Negeri di tengah Samudra Atlantik ini memiliki sekitar 200 gunung berapi yang sebagian besar masih aktif. Bahkan, negeri ini dijuluki sebagai The Land of Ice and Fire oleh banyak orang.  Saya bisa paham alasannya setelah berkesempatan menjelajahi Vatnajökull. Jökull dalam bahasa Islandia artinya “gletser”, sementara Vatna berarti “air”.

Vatnajökull bukan sembarang padang gletser. Inilah area gletser terbesar di Islandia dan kedua di Eropa, yang menutupi hingga delapan persen dari daratan negara ini. Vatnajökull juga disebut sebagai wilayah ice cap dengan volume terbesar di dunia. Volumenya mencapai hingga 3.100 kilometer kubik dengan rata-rata ketebalan 400-1.000 meter!

Frímann melewati sebuah jembatan, lalu berbelok di lahan parkir. “Selamat datang di Jökulsárlón!” katanya. Banyak jip berban besar terparkir di sana. Kami sampai di danau terdalam dan salah satu yang terbesar di Eropa. Letaknya di gletser Breiðamerkurjökull. Ukuran danau ini sudah membesar empat kali lipat sejak 1970-an, karena mencairnya gletser.

Sebagai orang Nordik, ia bisa jadi sudah tahu akan bidal lama yang terbilang, “Kemst þó hægt fari,” yang artinya “kita akan mencapai tujuan, meskipun bepergian perlahan-lahan.”
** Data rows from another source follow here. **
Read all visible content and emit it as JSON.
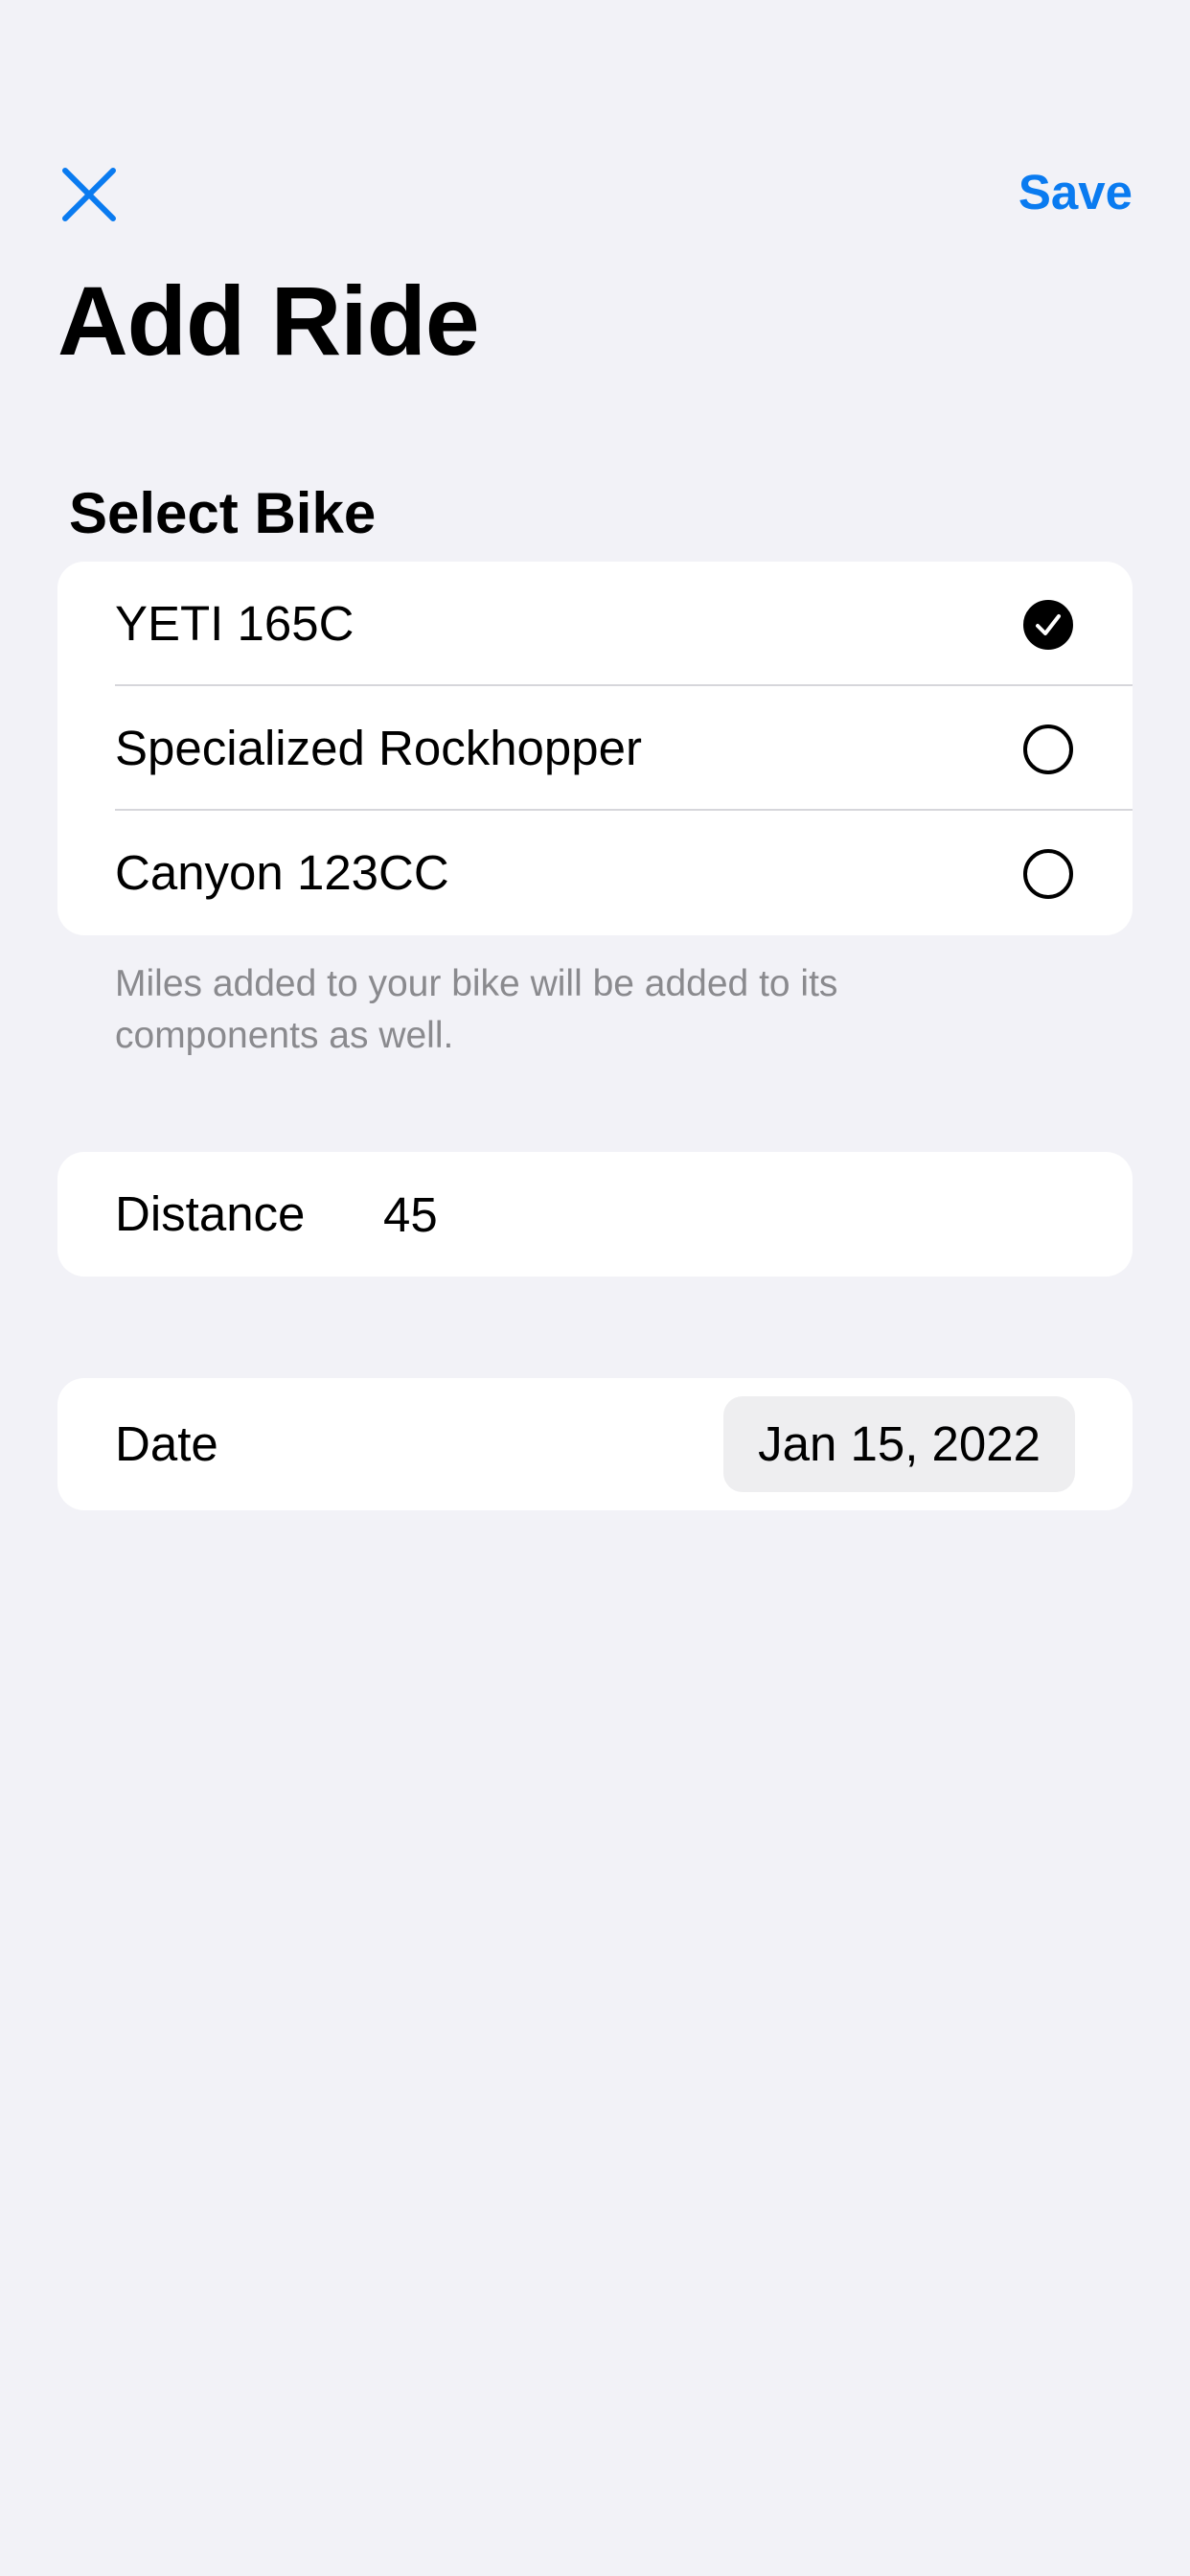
{
  "nav": {
    "close_icon": "close-icon",
    "save_label": "Save",
    "accent_color": "#0a7bf0"
  },
  "title": "Add Ride",
  "bike_section": {
    "header": "Select Bike",
    "bikes": [
      {
        "label": "YETI 165C",
        "selected": true
      },
      {
        "label": "Specialized Rockhopper",
        "selected": false
      },
      {
        "label": "Canyon 123CC",
        "selected": false
      }
    ],
    "footer_note": "Miles added to your bike will be added to its components as well."
  },
  "distance": {
    "label": "Distance",
    "value": "45"
  },
  "date": {
    "label": "Date",
    "value": "Jan 15, 2022"
  }
}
Suara Frímann memecah keheningan. Ia memperkenalkan kami kepada seorang lelaki yang sudah lengkap dengan helm dan crampon di kakinya. Rupanya, hal pertama yang kami lakukan hari itu adalah ice caving.

Mengendarai jip, kami menyusuri Breiðamerkurjökull yang sangat putih. Terasa ban-ban jip menapak salju, suaranya seperti melindas kapas renyah.

Setelah 15 menit menyusuri padang gletser, kami tiba di sebuah titik pemberhentian. Hanya ada mulut kecil di permukaan gletser, yang kemudian seperti membentuk terowongan bawah tanah.

Menjelajahi gua es ini hanya bisa dilakukan saat musim dingin. Lokasinya berubah-ubah. Gua es yang saya datangi disebut Crystal Cave. Letaknya di Breiðamerkurjökull, area terbaik untuk mengeksplorasi gua es di Islandia.

Crampon sudah terpasang di kedua kaki, dan helm sudah aman melindungi kepala. Saatnya menjelajahi gua es!

Sesuai namanya, “gua kristal”, dinding-dinding es ini begitu bening, serupa kristal. Di dalam es tersebut, kadang ada guratan-guratan hitam yang berasal dari debu vulkanik. Dinding es menerangi gua dengan warna biru nan cantik. Kadang, kami harus berjalan jongkok. Kadang bahkan merangkak untuk menelusuri gua.

Tiba-tiba turun salju. Semakin lama, semakin deras. Membuat Frímann memutuskan agar kami segera menuju destinasi berikutnya: Svínafellsjökull.

Jika ada yang bisa membuat bulu kuduk saya berdiri melebihi dinginnya suhu di Islandia, salah satunya mungkin Svínafellsjökull. Lokasinya masih berada di kawasan lestari Taman Nasional Vatnajökull.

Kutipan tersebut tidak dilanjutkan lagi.